I happened to find that my macos(x86) can run a docker container for an arm image arm64v8/alpine, but with the following warning:
docker run -it arm64v8/alpine uname -a
WARNING: The requested image's platform (linux/arm64) does not match the detected host platform (linux/amd64) and no specific platform was requested
Linux d5509c57dd24 4.19.121-linuxkit #1 SMP Tue Dec 1 17:50:32 UTC 2020 aarch64 Linux
And I'm pretty sure the image is not a multi-arch image (docker manifest inspect --verbose arm64v8/alpine
). Why can x86 run an arm container?
You are correct, the image is not multi architecture, yet, docker can run it. Reason behind this is a kernel subsystem called binfmt_misc
which allows to set the magic
numbers of a binary file to specific actions for their execution. You can read more in this nice wikipedia post about it.

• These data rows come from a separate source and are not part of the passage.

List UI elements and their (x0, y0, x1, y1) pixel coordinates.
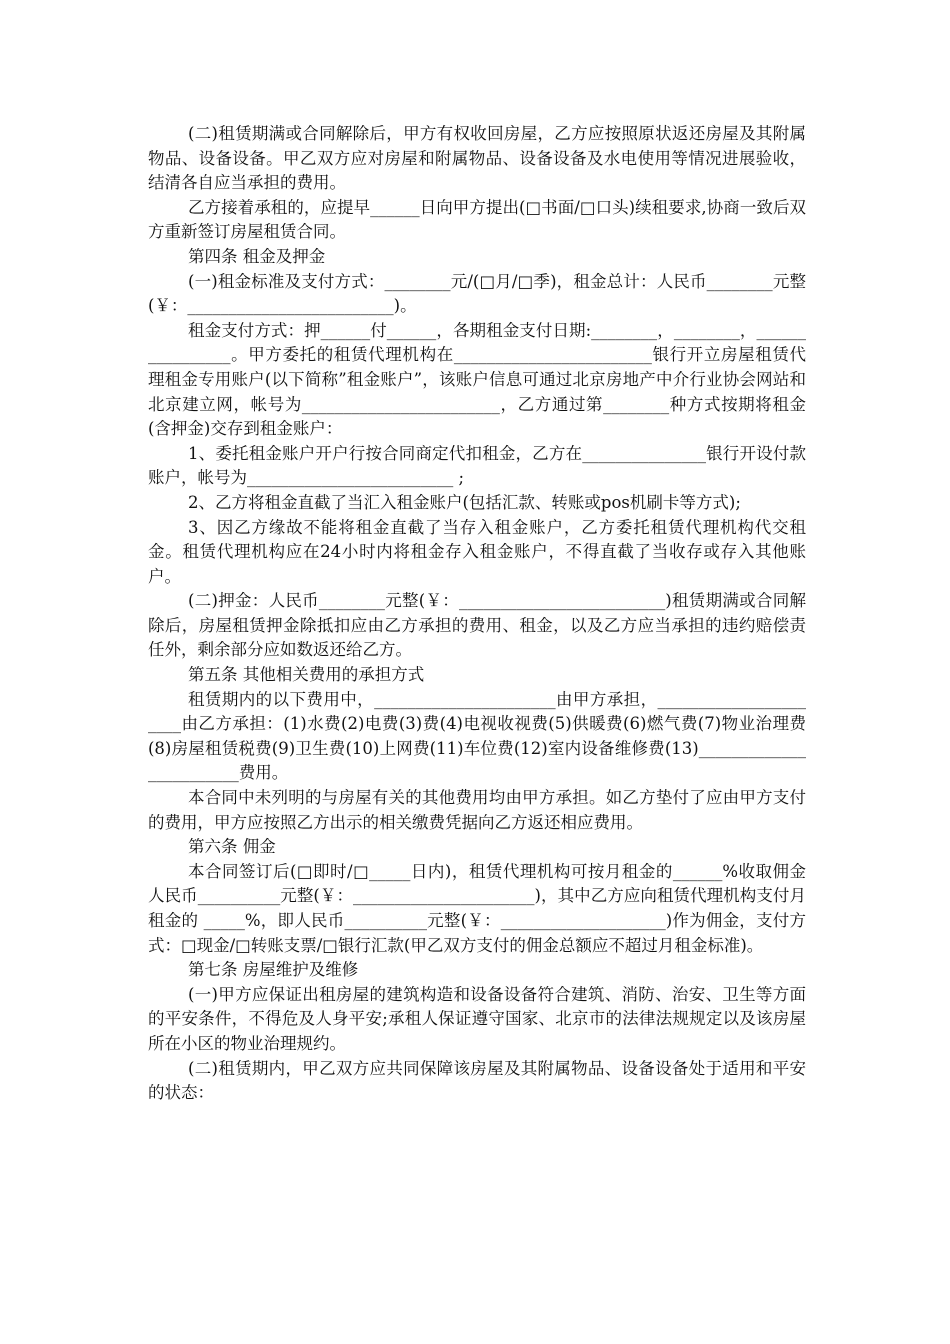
paragraph-safety: (一)甲方应保证出租房屋的建筑构造和设备设备符合建筑、消防、治安、卫生等方面的平安条件，不得危及人身平安;承租人保证遵守国家、北京市的法律法规规定以及该房屋所在小区的物业治理规约。 (148, 984, 806, 1053)
paragraph-payment-method-3: 3、因乙方缘故不能将租金直截了当存入租金账户，乙方委托租赁代理机构代交租金。租赁代理机构应在24小时内将租金存入租金账户，不得直截了当收存或存入其他账户。 (148, 517, 806, 586)
paragraph-rent-standard: (一)租金标准及支付方式：________元/(□月/□季)，租金总计：人民币________元整(￥：_________________________)。 (148, 271, 806, 316)
paragraph-maintenance: (二)租赁期内，甲乙双方应共同保障该房屋及其附属物品、设备设备处于适用和平安的状态： (148, 1058, 806, 1103)
heading-article-6: 第六条 佣金 (188, 837, 276, 857)
heading-article-5: 第五条 其他相关费用的承担方式 (188, 665, 425, 685)
paragraph-payment-method-2: 2、乙方将租金直截了当汇入租金账户(包括汇款、转账或pos机刷卡等方式); (188, 492, 741, 512)
paragraph-lease-end-return: (二)租赁期满或合同解除后，甲方有权收回房屋，乙方应按照原状返还房屋及其附属物品、设备设备。甲乙双方应对房屋和附属物品、设备设备及水电使用等情况进展验收，结清各自应当承担的费用。 (148, 124, 806, 193)
heading-article-7: 第七条 房屋维护及维修 (188, 960, 359, 980)
paragraph-rent-payment: 租金支付方式：押______付______，各期租金支付日期:________，________，________________。甲方委托的租赁代理机构在________________________银行开立房屋租赁代理租金专用账户(以下简称”租金账户”，该账户信息可通过北京房地产中介行业协会网站和北京建立网，帐号为________________________，乙方通过第________种方式按期将租金(含押金)交存到租金账户： (148, 320, 806, 439)
paragraph-payment-method-1: 1、委托租金账户开户行按合同商定代扣租金，乙方在_______________银行开设付款账户，帐号为_________________________ ; (148, 443, 806, 488)
paragraph-fee-split: 租赁期内的以下费用中，______________________由甲方承担，______________________由乙方承担：(1)水费(2)电费(3)费(4)电视收视费(5)供暖费(6)燃气费(7)物业治理费(8)房屋租赁税费(9)卫生费(10)上网费(11)车位费(12)室内设备维修费(13)________________________费用。 (148, 689, 806, 783)
heading-article-4: 第四条 租金及押金 (188, 246, 326, 266)
paragraph-other-fees: 本合同中未列明的与房屋有关的其他费用均由甲方承担。如乙方垫付了应由甲方支付的费用，甲方应按照乙方出示的相关缴费凭据向乙方返还相应费用。 (148, 788, 806, 832)
paragraph-renewal: 乙方接着承租的，应提早______日向甲方提出(□书面/□口头)续租要求,协商一致后双方重新签订房屋租赁合同。 (148, 197, 806, 242)
paragraph-deposit: (二)押金：人民币________元整(￥：_________________________)租赁期满或合同解除后，房屋租赁押金除抵扣应由乙方承担的费用、租金，以及乙方应当承担的违约赔偿责任外，剩余部分应如数返还给乙方。 (148, 591, 806, 660)
paragraph-commission: 本合同签订后(□即时/□_____日内)，租赁代理机构可按月租金的______%收取佣金人民币__________元整(￥：______________________)，其中乙方应向租赁代理机构支付月租金的 _____%，即人民币__________元整(￥：____________________)作为佣金，支付方式：□现金/□转账支票/□银行汇款(甲乙双方支付的佣金总额应不超过月租金标准)。 (148, 861, 806, 955)
contract-page (148, 122, 806, 1106)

Docker for Mac is arriving prepared for the binfmt
magic, so there is nothing to be done to enable it. It will be enabled out-of-box with the installation, all you need to do is to fetch the image and run. The details of the mechanism can be found in repository of docker-for-mac project on this link.
To explain it simply, the binary images have the magic
number that allows the kernel to decide how to handle the execution. When binfmt_misc
intercepts a file for which it recognizes the magic
numbers it will invoke the handler that is associated with the magic
numbers.
This alone is not enough to run the container. The next part of the magic is QEMU
which is the emulator for various CPU architectures. The kernel (binfmt_misc
) will invoke the quemy for each of the binaries that are ARM64 and will emulate the ARM64v8.

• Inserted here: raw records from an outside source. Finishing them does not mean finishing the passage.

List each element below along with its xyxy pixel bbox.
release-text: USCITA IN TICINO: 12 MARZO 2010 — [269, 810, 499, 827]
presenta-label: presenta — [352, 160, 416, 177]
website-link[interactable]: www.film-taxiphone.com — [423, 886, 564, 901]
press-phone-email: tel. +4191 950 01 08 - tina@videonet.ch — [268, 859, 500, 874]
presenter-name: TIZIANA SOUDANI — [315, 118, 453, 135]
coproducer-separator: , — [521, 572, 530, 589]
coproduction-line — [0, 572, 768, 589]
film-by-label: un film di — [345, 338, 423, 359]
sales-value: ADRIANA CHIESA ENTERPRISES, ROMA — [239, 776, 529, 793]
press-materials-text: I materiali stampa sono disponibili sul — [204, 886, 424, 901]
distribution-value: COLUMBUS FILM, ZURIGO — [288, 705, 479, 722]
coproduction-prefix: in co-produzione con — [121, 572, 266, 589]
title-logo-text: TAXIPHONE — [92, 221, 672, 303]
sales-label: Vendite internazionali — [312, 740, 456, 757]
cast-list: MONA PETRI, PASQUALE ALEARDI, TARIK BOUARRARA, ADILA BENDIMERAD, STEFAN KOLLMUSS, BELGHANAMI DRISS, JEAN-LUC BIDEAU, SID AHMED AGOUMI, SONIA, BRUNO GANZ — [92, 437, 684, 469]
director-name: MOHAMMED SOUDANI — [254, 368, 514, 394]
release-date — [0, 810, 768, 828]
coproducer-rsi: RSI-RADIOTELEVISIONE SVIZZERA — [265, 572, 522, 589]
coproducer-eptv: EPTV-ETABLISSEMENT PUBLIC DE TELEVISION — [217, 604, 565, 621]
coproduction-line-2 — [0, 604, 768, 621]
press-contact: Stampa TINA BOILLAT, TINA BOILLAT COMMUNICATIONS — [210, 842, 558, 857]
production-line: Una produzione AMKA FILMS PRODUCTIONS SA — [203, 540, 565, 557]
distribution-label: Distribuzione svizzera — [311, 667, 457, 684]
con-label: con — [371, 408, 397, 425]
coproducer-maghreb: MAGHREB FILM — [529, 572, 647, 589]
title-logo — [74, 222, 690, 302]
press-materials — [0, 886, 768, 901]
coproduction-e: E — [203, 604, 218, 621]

This is not limited to docker
nor to the virtual machine that is running the docker
on macOS
. Any linux system can be configured to do this.
You can use following to install it setup Ubuntu to run the emulation.
sudo apt-get install qemu binfmt-support qemu-user-static # Install the qemu packages
docker run --rm --privileged multiarch/qemu-user-static --reset -p yes # This step will execute the registering scripts
docker run --rm -t arm64v8/ubuntu uname -m # Testing the emulation environment
More details about the whole process of the set-up can be found in the qemu-user-static repository
OP: If you are wondering what is the usefulness of this, from my personal experiance, I am using this functionality heavily when porting applications from X86 to other architectures (mainly ARM64). This allows me to run build systems for various architectures without having a physical machine on which I can run the build.